City managers introduced the Office of Innovation and Efficiency and 'Performance Plus,' a program to move departments from output reporting to outcome‑based KPIs, dashboards and predictive analytics (permit turnaround, water main breaks, code compliance); staff promised pilot dashboards and council access ahead of further rollout.

Mesa city staff on Jan. 15 introduced a reorganized Office of Innovation and Efficiency (OIE) and a Performance Plus initiative designed to embed data‑informed, outcome‑based decision‑making across departments. Ian Linson (assistant to the city manager), Evan Allred (chief data officer) and Michelle Trejo (performance administrator) described work already underway — from dashboarding and data governance to predictive models developed with Arizona State University — aimed at improving service delivery and targeting resources.

The case for change: "Being efficient is producing the intended community outcomes with minimal waste, delay or rework," Ian Linson said, describing the office’s purpose. Michelle Trejo said the initiative moves the city from outputs to outcomes and will create standardized dashboards linking departmental purpose statements to outcome KPIs, service delivery impact and budget impact tiles.

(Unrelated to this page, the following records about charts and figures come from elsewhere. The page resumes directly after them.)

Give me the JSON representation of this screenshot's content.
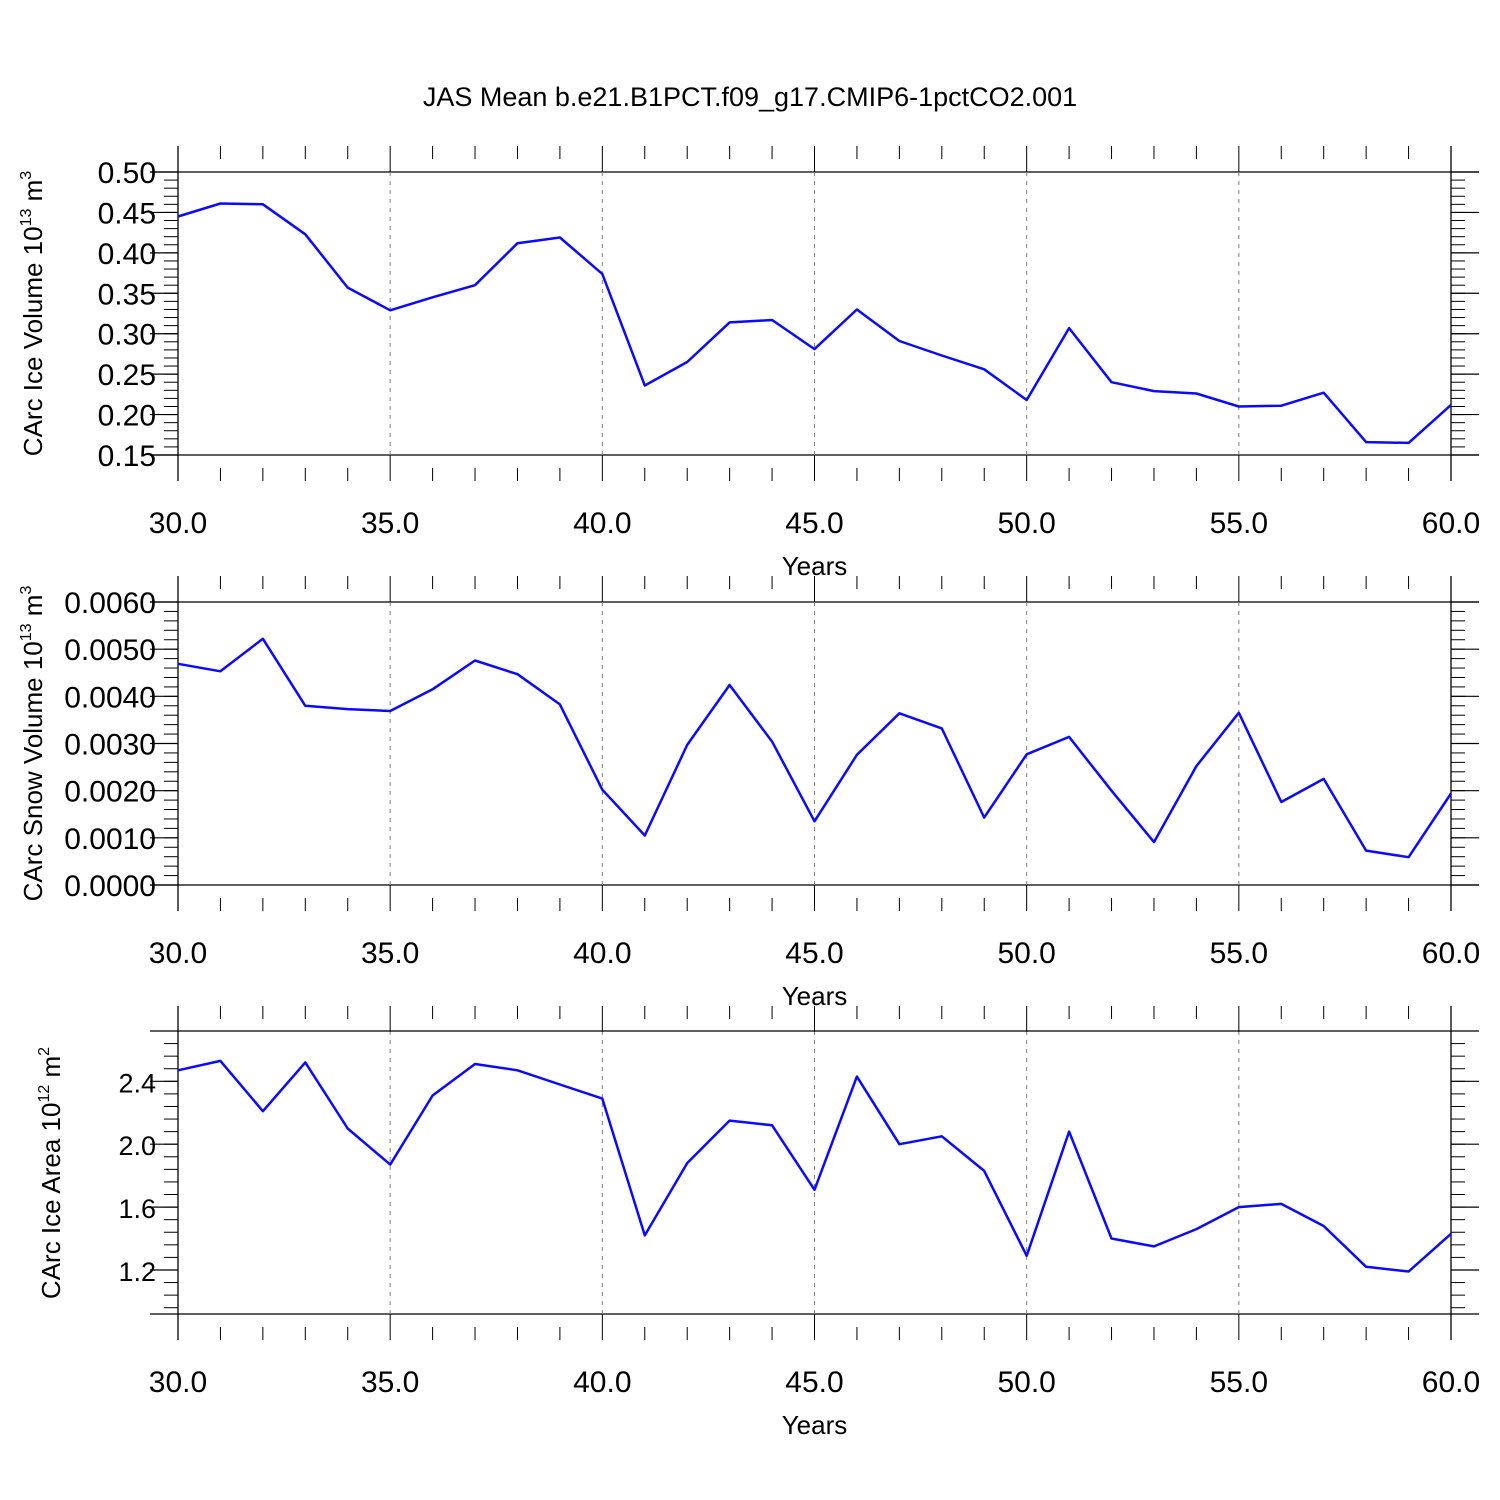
{
  "title": "JAS Mean b.e21.B1PCT.f09_g17.CMIP6-1pctCO2.001",
  "colors": {
    "line": "#0a0aff",
    "axis": "#000000",
    "grid": "#808080"
  },
  "chart_data": [
    {
      "type": "line",
      "xlabel": "Years",
      "ylabel": "CArc Ice Volume 10",
      "ylabel_sup": "13",
      "ylabel_unit": "m",
      "ylabel_unit_sup": "3",
      "xlim": [
        30,
        60
      ],
      "ylim": [
        0.15,
        0.5
      ],
      "x_ticks": [
        "30.0",
        "35.0",
        "40.0",
        "45.0",
        "50.0",
        "55.0",
        "60.0"
      ],
      "y_ticks": [
        "0.15",
        "0.20",
        "0.25",
        "0.30",
        "0.35",
        "0.40",
        "0.45",
        "0.50"
      ],
      "grid": "vertical dashed at major x ticks",
      "x": [
        30,
        31,
        32,
        33,
        34,
        35,
        36,
        37,
        38,
        39,
        40,
        41,
        42,
        43,
        44,
        45,
        46,
        47,
        48,
        49,
        50,
        51,
        52,
        53,
        54,
        55,
        56,
        57,
        58,
        59,
        60
      ],
      "series": [
        {
          "values": [
            0.445,
            0.461,
            0.46,
            0.423,
            0.357,
            0.329,
            0.345,
            0.36,
            0.412,
            0.419,
            0.374,
            0.236,
            0.265,
            0.314,
            0.317,
            0.281,
            0.33,
            0.291,
            0.273,
            0.256,
            0.218,
            0.307,
            0.24,
            0.229,
            0.226,
            0.21,
            0.211,
            0.227,
            0.166,
            0.165,
            0.212
          ]
        }
      ]
    },
    {
      "type": "line",
      "xlabel": "Years",
      "ylabel": "CArc Snow Volume 10",
      "ylabel_sup": "13",
      "ylabel_unit": "m",
      "ylabel_unit_sup": "3",
      "xlim": [
        30,
        60
      ],
      "ylim": [
        0.0,
        0.006
      ],
      "x_ticks": [
        "30.0",
        "35.0",
        "40.0",
        "45.0",
        "50.0",
        "55.0",
        "60.0"
      ],
      "y_ticks": [
        "0.0000",
        "0.0010",
        "0.0020",
        "0.0030",
        "0.0040",
        "0.0050",
        "0.0060"
      ],
      "grid": "vertical dashed at major x ticks",
      "x": [
        30,
        31,
        32,
        33,
        34,
        35,
        36,
        37,
        38,
        39,
        40,
        41,
        42,
        43,
        44,
        45,
        46,
        47,
        48,
        49,
        50,
        51,
        52,
        53,
        54,
        55,
        56,
        57,
        58,
        59,
        60
      ],
      "series": [
        {
          "values": [
            0.00469,
            0.00453,
            0.00522,
            0.0038,
            0.00373,
            0.00369,
            0.00415,
            0.00476,
            0.00447,
            0.00383,
            0.00202,
            0.00105,
            0.00297,
            0.00424,
            0.00304,
            0.00135,
            0.00276,
            0.00364,
            0.00332,
            0.00143,
            0.00277,
            0.00314,
            0.002,
            0.00091,
            0.00252,
            0.00365,
            0.00176,
            0.00225,
            0.00073,
            0.00059,
            0.00194
          ]
        }
      ]
    },
    {
      "type": "line",
      "xlabel": "Years",
      "ylabel": "CArc Ice Area 10",
      "ylabel_sup": "12",
      "ylabel_unit": "m",
      "ylabel_unit_sup": "2",
      "xlim": [
        30,
        60
      ],
      "ylim": [
        0.92,
        2.72
      ],
      "x_ticks": [
        "30.0",
        "35.0",
        "40.0",
        "45.0",
        "50.0",
        "55.0",
        "60.0"
      ],
      "y_ticks": [
        "1.2",
        "1.6",
        "2.0",
        "2.4"
      ],
      "grid": "vertical dashed at major x ticks",
      "x": [
        30,
        31,
        32,
        33,
        34,
        35,
        36,
        37,
        38,
        39,
        40,
        41,
        42,
        43,
        44,
        45,
        46,
        47,
        48,
        49,
        50,
        51,
        52,
        53,
        54,
        55,
        56,
        57,
        58,
        59,
        60
      ],
      "series": [
        {
          "values": [
            2.47,
            2.53,
            2.21,
            2.52,
            2.1,
            1.87,
            2.31,
            2.51,
            2.47,
            2.38,
            2.29,
            1.42,
            1.88,
            2.15,
            2.12,
            1.71,
            2.43,
            2.0,
            2.05,
            1.83,
            1.29,
            2.08,
            1.4,
            1.35,
            1.46,
            1.6,
            1.62,
            1.48,
            1.22,
            1.19,
            1.43
          ]
        }
      ]
    }
  ]
}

Examples and partnerships: staff highlighted ongoing analyses — permit turnaround and submittal bottlenecks, public‑records redaction timing, water and energy meter analytics, predictive models for code‑compliance case load and water‑main breaks, and pedestrian injury mapping — some developed with ASU. The team said they will pilot dashboards and make them available to council in the coming months, while cautioning that enterprise‑scale AI and prediction work requires continual validation.

Council questions and governance: Council members pressed who sets and validates KPIs; staff said department directors, assistant city managers and the city manager will align KPIs with council priorities and that the OIE facilitates KPI development and reporting. Members asked for a 'sandbox' preview of dashboards before final rollout and for external validation of predictive models; staff agreed to provide early access and said the city audit team and external partners can be involved in validation.

Next steps: OIE will continue department partnerships (30 departments in initial work), establish KPIs and dashboard templates, and provide pilot dashboards to council ahead of broader rollout. Staff said they expect progressive improvement over multiple budget cycles and emphasized an iterative, data‑informed approach rather than blind reliance on models.